Are you prepared to lose 50% of your millennial workforce?

Did you know that on average it costs 30% of an annual salary in South Africa to replace an entry level person?(Source: Forbes)

It’s statistics like these that can give any talent management professional shivers up the spine because we know the importance and value of employee satisfaction and retention on overall business productivity and performance.

Many South African companies make the mistake of skewing human resource practices towards the management of people but mistakenly ignore talent management. While South Africa is not unique, we need to sit back, reflect, and set critical talent management measures. In this article, I will explain why it is important to manage talent for the future and what you need to prioritise today to start doing this successfully.

There is no longer one or two, but rather three talent management dimensions to look at
Today, any established South African company can have a workforce consisting of up to three generations – Generation X, Generation Y (Millennials), and Generation Z.

In short, Generation X is a group of individuals born between 1962 and 1979. They are at an age where they are moving into senior management positions and would prefer matching benefits, job security and opportunities for work-life balance. In contrast, Generation Y, also known as Millennials (born between 1980 and 1994), view the work they do as a personal expression and have a desire to understand how their efforts fit within the big picture of a company. These individuals hold a global perspective and easily accept diversity, actively seeking flexible working arrangements, paid time off and complete control over their schedule. Generation Z consists of people who were born in 1995 or later.

HR practitioners will mainly interact with two different talent pools – Generation X and Generation Y, as Generation Z may still be completing their studies or only beginning to enter the job market.

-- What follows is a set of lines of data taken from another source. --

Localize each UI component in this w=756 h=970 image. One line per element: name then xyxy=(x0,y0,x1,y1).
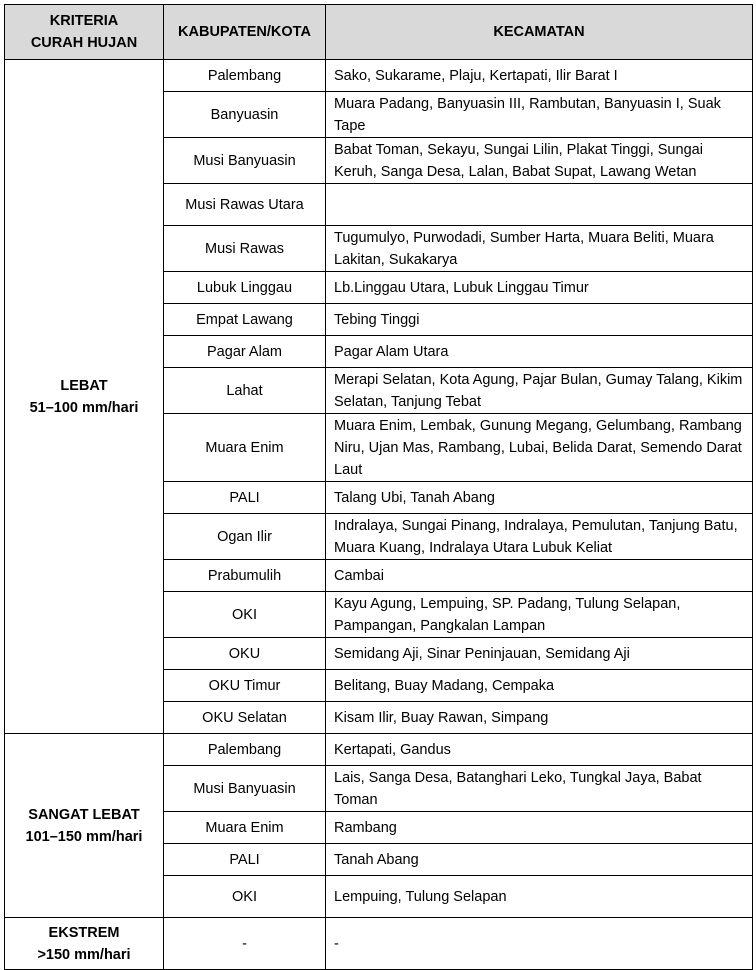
kecamatan-cell: Lais, Sanga Desa, Batanghari Leko, Tungkal Jaya, Babat Toman xyxy=(326,766,753,812)
kecamatan-cell: Lb.Linggau Utara, Lubuk Linggau Timur xyxy=(326,272,753,304)
kriteria-cell xyxy=(5,918,164,970)
rainfall-criteria-table xyxy=(4,4,753,970)
kecamatan-cell: Belitang, Buay Madang, Cempaka xyxy=(326,670,753,702)
kabupaten-cell: Muara Enim xyxy=(164,812,326,844)
kecamatan-cell: Talang Ubi, Tanah Abang xyxy=(326,482,753,514)
kecamatan-cell: - xyxy=(326,918,753,970)
kabupaten-cell: - xyxy=(164,918,326,970)
header-row xyxy=(5,5,753,60)
table-row xyxy=(5,918,753,970)
kriteria-name: EKSTREM xyxy=(48,924,120,941)
kabupaten-cell: Palembang xyxy=(164,734,326,766)
kecamatan-cell: Tebing Tinggi xyxy=(326,304,753,336)
kecamatan-cell: Babat Toman, Sekayu, Sungai Lilin, Plakat Tinggi, Sungai Keruh, Sanga Desa, Lalan, Babat Supat, Lawang Wetan xyxy=(326,138,753,184)
kabupaten-cell: OKU xyxy=(164,638,326,670)
kecamatan-cell: Tugumulyo, Purwodadi, Sumber Harta, Muara Beliti, Muara Lakitan, Sukakarya xyxy=(326,226,753,272)
kriteria-name: LEBAT xyxy=(60,377,108,394)
kabupaten-cell: Lahat xyxy=(164,368,326,414)
kriteria-range: >150 mm/hari xyxy=(37,946,131,963)
kecamatan-cell: Kisam Ilir, Buay Rawan, Simpang xyxy=(326,702,753,734)
kabupaten-cell: Lubuk Linggau xyxy=(164,272,326,304)
kecamatan-cell: Muara Enim, Lembak, Gunung Megang, Gelumbang, Rambang Niru, Ujan Mas, Rambang, Lubai, Belida Darat, Semendo Darat Laut xyxy=(326,414,753,482)
kriteria-cell xyxy=(5,60,164,734)
kabupaten-cell: OKU Selatan xyxy=(164,702,326,734)
kabupaten-cell: Musi Rawas Utara xyxy=(164,184,326,226)
kabupaten-cell: Banyuasin xyxy=(164,92,326,138)
kecamatan-cell: Muara Padang, Banyuasin III, Rambutan, Banyuasin I, Suak Tape xyxy=(326,92,753,138)
kabupaten-cell: Pagar Alam xyxy=(164,336,326,368)
kabupaten-cell: Muara Enim xyxy=(164,414,326,482)
kecamatan-cell: Rambang xyxy=(326,812,753,844)
kabupaten-cell: OKI xyxy=(164,592,326,638)
kabupaten-cell: Musi Rawas xyxy=(164,226,326,272)
kecamatan-cell: Tanah Abang xyxy=(326,844,753,876)
kriteria-name: SANGAT LEBAT xyxy=(28,806,140,823)
kabupaten-cell: Musi Banyuasin xyxy=(164,138,326,184)
table-row xyxy=(5,734,753,766)
kriteria-range: 51–100 mm/hari xyxy=(29,399,139,416)
kabupaten-cell: Prabumulih xyxy=(164,560,326,592)
kecamatan-cell: Semidang Aji, Sinar Peninjauan, Semidang Aji xyxy=(326,638,753,670)
kabupaten-cell: Musi Banyuasin xyxy=(164,766,326,812)
kabupaten-cell: Empat Lawang xyxy=(164,304,326,336)
kecamatan-cell: Pagar Alam Utara xyxy=(326,336,753,368)
kabupaten-cell: PALI xyxy=(164,844,326,876)
kecamatan-cell: Kertapati, Gandus xyxy=(326,734,753,766)
kabupaten-cell: OKI xyxy=(164,876,326,918)
kabupaten-cell: Palembang xyxy=(164,60,326,92)
kecamatan-cell: Indralaya, Sungai Pinang, Indralaya, Pemulutan, Tanjung Batu, Muara Kuang, Indralaya Utara Lubuk Keliat xyxy=(326,514,753,560)
kecamatan-cell xyxy=(326,184,753,226)
kecamatan-cell: Cambai xyxy=(326,560,753,592)
kabupaten-cell: Ogan Ilir xyxy=(164,514,326,560)
header-kecamatan: KECAMATAN xyxy=(326,5,753,60)
header-kriteria: KRITERIA CURAH HUJAN xyxy=(5,5,164,60)
kecamatan-cell: Merapi Selatan, Kota Agung, Pajar Bulan, Gumay Talang, Kikim Selatan, Tanjung Tebat xyxy=(326,368,753,414)
kriteria-cell xyxy=(5,734,164,918)
kecamatan-cell: Lempuing, Tulung Selapan xyxy=(326,876,753,918)
kabupaten-cell: OKU Timur xyxy=(164,670,326,702)
kecamatan-cell: Sako, Sukarame, Plaju, Kertapati, Ilir Barat I xyxy=(326,60,753,92)
kabupaten-cell: PALI xyxy=(164,482,326,514)
header-kabupaten: KABUPATEN/KOTA xyxy=(164,5,326,60)
kriteria-range: 101–150 mm/hari xyxy=(25,828,143,845)
table-body xyxy=(5,60,753,970)
table-row xyxy=(5,60,753,92)
kecamatan-cell: Kayu Agung, Lempuing, SP. Padang, Tulung Selapan, Pampangan, Pangkalan Lampan xyxy=(326,592,753,638)
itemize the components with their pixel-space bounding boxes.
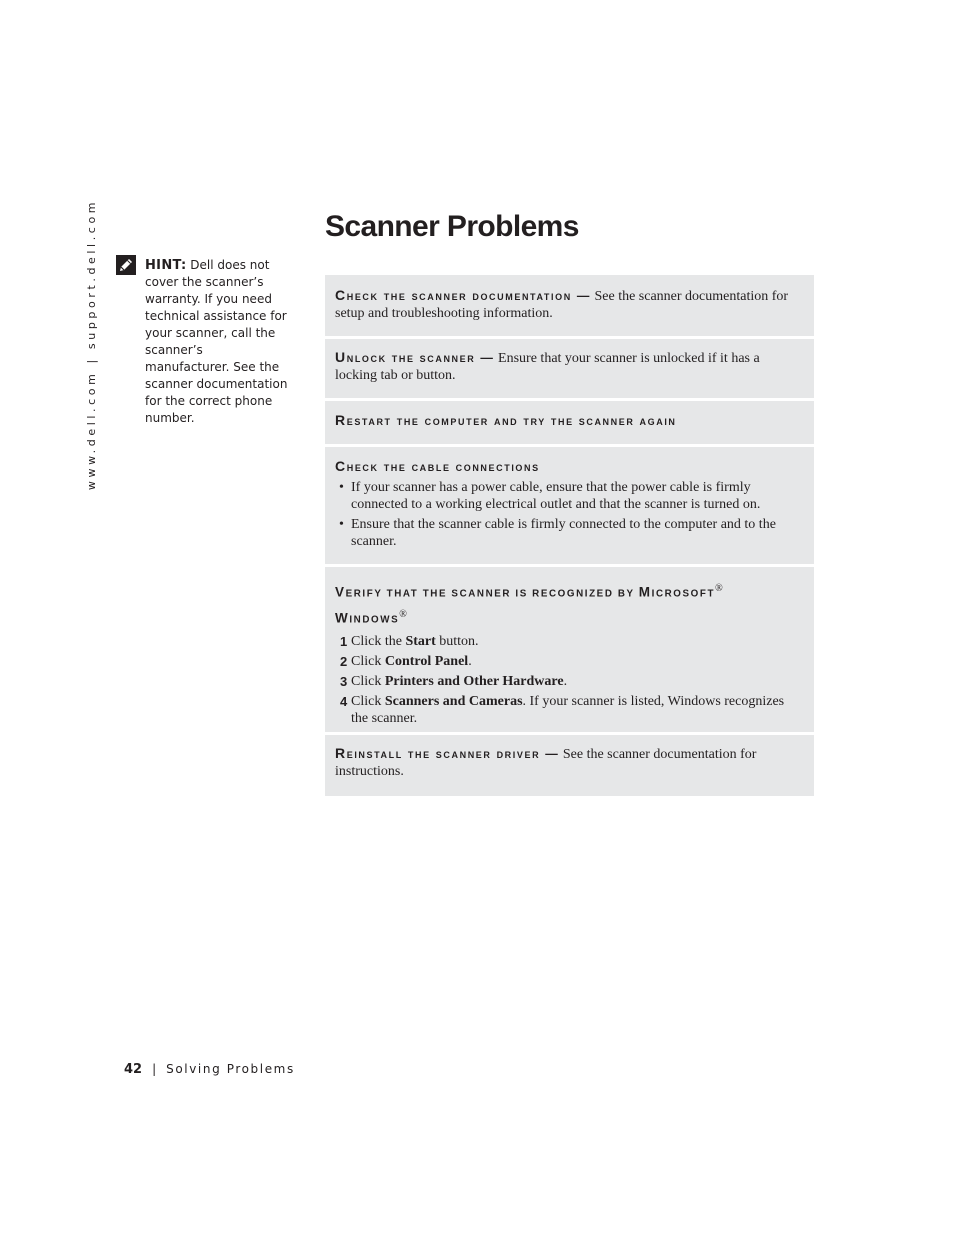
- step-number: 3: [340, 674, 348, 690]
- footer-section-title: Solving Problems: [166, 1062, 295, 1076]
- section-heading: Check the scanner documentation —: [335, 287, 591, 303]
- section-text: See the scanner documentation for instructions.: [335, 747, 757, 779]
- step-text: .: [563, 674, 568, 690]
- section-restart: [325, 401, 814, 444]
- section-cable-connections: [325, 447, 814, 564]
- section-heading: Check the cable connections: [335, 458, 540, 474]
- ui-term: Control Panel: [384, 654, 469, 670]
- step-text: Click the: [351, 634, 406, 650]
- step-item: [335, 693, 802, 727]
- registered-mark: ®: [399, 608, 407, 620]
- page-title: Scanner Problems: [325, 210, 579, 243]
- section-verify-recognized: [325, 567, 814, 732]
- section-reinstall-driver: [325, 735, 814, 796]
- step-number: 1: [340, 634, 348, 650]
- heading-cap: W: [335, 610, 350, 626]
- step-text: Click: [351, 654, 385, 670]
- heading-small-caps: ICROSOFT: [651, 588, 716, 600]
- page-footer: [124, 1062, 295, 1077]
- list-item: • Ensure that the scanner cable is firmly connected to the computer and to the scanner.: [335, 516, 802, 550]
- heading-small-caps: INDOWS: [349, 614, 400, 626]
- hint-label: HINT:: [145, 258, 187, 273]
- heading-cap: V: [335, 584, 346, 600]
- heading-cap: M: [638, 584, 652, 600]
- sidebar-url-text: www.dell.com | support.dell.com: [85, 198, 99, 491]
- ui-term: Start: [405, 634, 436, 650]
- section-heading: [335, 579, 802, 630]
- cable-bullet-list: [335, 479, 802, 550]
- step-text: .: [468, 654, 472, 670]
- step-item: [335, 673, 802, 690]
- step-item: [335, 653, 802, 670]
- step-text: Click: [351, 694, 385, 710]
- section-unlock-scanner: [325, 339, 814, 398]
- section-text: See the scanner documentation for setup and troubleshooting information.: [335, 289, 789, 321]
- list-item: • If your scanner has a power cable, ensure that the power cable is firmly connected to a working electrical outlet and that the scanner is turned on.: [335, 479, 802, 513]
- page-number: 42: [124, 1062, 143, 1077]
- step-number: 4: [340, 694, 348, 710]
- hint-text: Dell does not cover the scanner’s warranty. If you need technical assistance for your scanner, call the scanner’s manufacturer. See the scanner documentation for the correct phone number.: [145, 258, 288, 425]
- hint-pencil-icon: [116, 255, 136, 275]
- section-text: Ensure that your scanner is unlocked if it has a locking tab or button.: [335, 351, 760, 383]
- section-heading: Unlock the scanner —: [335, 349, 495, 365]
- step-text: button.: [435, 634, 479, 650]
- hint-note: [145, 257, 290, 427]
- step-text: . If your scanner is listed, Windows recognizes the scanner.: [351, 694, 785, 727]
- step-item: [335, 633, 802, 650]
- ui-term: Scanners and Cameras: [384, 694, 523, 710]
- heading-small-caps: ERIFY THAT THE SCANNER IS RECOGNIZED BY: [345, 588, 639, 600]
- verify-steps-list: [335, 633, 802, 727]
- section-heading: Restart the computer and try the scanner again: [335, 412, 677, 428]
- step-number: 2: [340, 654, 348, 670]
- registered-mark: ®: [715, 583, 723, 594]
- step-text: Click: [351, 674, 385, 690]
- section-check-documentation: [325, 275, 814, 336]
- footer-separator: |: [152, 1062, 157, 1076]
- section-heading: Reinstall the scanner driver —: [335, 745, 560, 761]
- ui-term: Printers and Other Hardware: [384, 674, 564, 690]
- sidebar-url: [82, 198, 102, 491]
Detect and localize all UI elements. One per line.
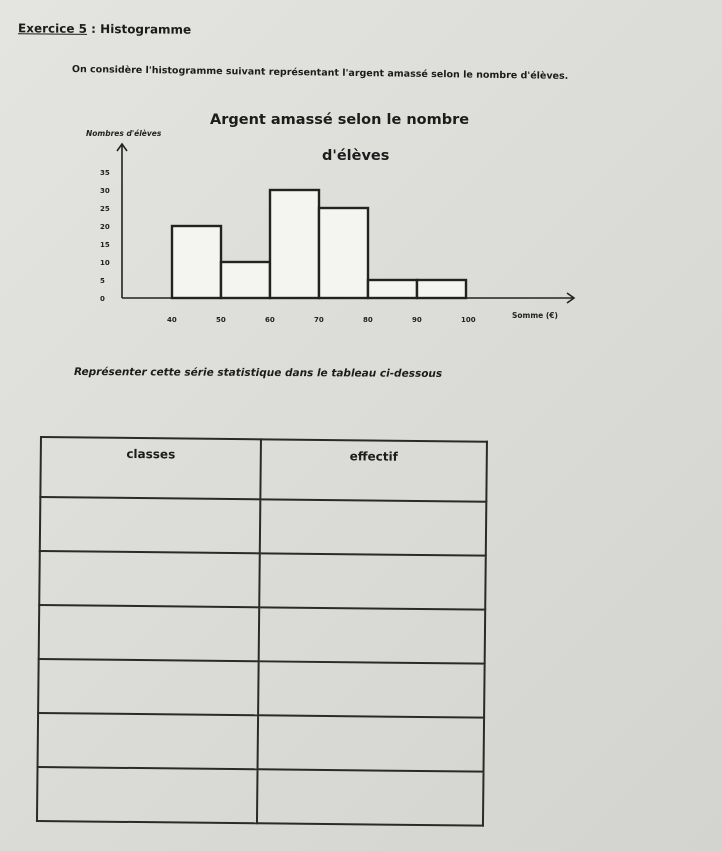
header-effectif: effectif bbox=[260, 439, 487, 501]
x-tick-label: 90 bbox=[412, 316, 422, 324]
y-tick-label: 15 bbox=[100, 241, 110, 249]
table-row bbox=[40, 497, 487, 556]
cell-effectif[interactable] bbox=[257, 769, 484, 825]
cell-classes[interactable] bbox=[37, 767, 258, 823]
y-tick-label: 25 bbox=[100, 205, 110, 213]
x-tick-label: 40 bbox=[167, 316, 177, 324]
cell-classes[interactable] bbox=[40, 497, 261, 553]
cell-classes[interactable] bbox=[39, 551, 260, 607]
instruction-text: Représenter cette série statistique dans le tableau ci-dessous bbox=[73, 366, 443, 380]
table-row bbox=[38, 713, 485, 772]
exercise-subtitle: Histogramme bbox=[100, 21, 192, 37]
cell-effectif[interactable] bbox=[258, 661, 485, 717]
histogram-bar-40-50 bbox=[172, 226, 221, 298]
histogram-bar-70-80 bbox=[319, 208, 368, 298]
table-row bbox=[39, 551, 486, 610]
y-tick-label: 5 bbox=[100, 277, 105, 285]
x-tick-label: 50 bbox=[216, 316, 226, 324]
frequency-table bbox=[36, 436, 488, 827]
header-classes: classes bbox=[40, 437, 261, 499]
y-tick-label: 35 bbox=[100, 169, 110, 177]
histogram-bar-80-90 bbox=[368, 280, 417, 298]
y-tick-label: 20 bbox=[100, 223, 110, 231]
x-axis-label: Somme (€) bbox=[512, 311, 558, 320]
table-header-row bbox=[40, 437, 487, 502]
table-row bbox=[37, 767, 484, 826]
cell-classes[interactable] bbox=[38, 659, 259, 715]
y-tick-label: 0 bbox=[100, 295, 105, 303]
x-tick-label: 100 bbox=[461, 316, 476, 324]
cell-effectif[interactable] bbox=[258, 715, 485, 771]
chart-title-line1: Argent amassé selon le nombre bbox=[210, 112, 470, 128]
table-row bbox=[38, 659, 485, 718]
exercise-separator: : bbox=[87, 21, 101, 36]
exercise-number: Exercice 5 bbox=[18, 21, 87, 36]
histogram-bar-50-60 bbox=[221, 262, 270, 298]
y-tick-label: 10 bbox=[100, 259, 110, 267]
x-tick-label: 60 bbox=[265, 316, 275, 324]
y-axis-label: Nombres d'élèves bbox=[86, 129, 162, 138]
x-tick-label: 70 bbox=[314, 316, 324, 324]
cell-effectif[interactable] bbox=[259, 553, 486, 609]
histogram-bar-90-100 bbox=[417, 280, 466, 298]
chart-title-line2: d'élèves bbox=[322, 148, 390, 164]
table-row bbox=[39, 605, 486, 664]
histogram-chart bbox=[0, 0, 722, 340]
histogram-bar-60-70 bbox=[270, 190, 319, 298]
x-tick-label: 80 bbox=[363, 316, 373, 324]
exercise-statement: On considère l'histogramme suivant représentant l'argent amassé selon le nombre d'élèves. bbox=[71, 64, 569, 82]
cell-effectif[interactable] bbox=[259, 607, 486, 663]
cell-classes[interactable] bbox=[39, 605, 260, 661]
cell-effectif[interactable] bbox=[260, 499, 487, 555]
y-tick-label: 30 bbox=[100, 187, 110, 195]
cell-classes[interactable] bbox=[38, 713, 259, 769]
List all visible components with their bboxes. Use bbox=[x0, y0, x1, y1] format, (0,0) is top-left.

Gaining and retaining talent will help you deliver incremental people ROI
According to the Deloitte Millennial Survey, 43% of millennials envision leaving their jobs within two years, while only 28% seek to stay beyond five years. Generation X employees also tend to change jobs every three to five years (Source: Entrepreneur Magazine).

Sourcing and keeping talent onboard is, therefore, crucial for HR professionals. Without a talent management strategy on how to deal with a multi-generational workforce, businesses can’t expect to deliver a people-driven formula to measure ROI. The main reason is that employees of all age groups perform better when they are trained and mentored; excellence can only be achieved through constant improvement. Learning and development should, therefore, always be a priority. Having cost-efficient, in-house programmes to train and deploy talent without loss of time can be highly beneficial to a business.

Aside from effective talent management, these initiatives also provide an excellent opportunity to foster tolerance and acceptance of people from different backgrounds. Furthermore, giving priority to management and leadership training ensures that line managers can effectively lead their teams. This is why talent management should be seen as a vital tool to ensure the maximum efficiency of any business and its employees’ talents.

The challenge lies in the fact that companies can compromise the needs of various generations, each of whom has different priorities, goals, and motivations. Managing the expectations of these different groups is critical, as a one-size-fits-all approach will no longer attract and retain talent.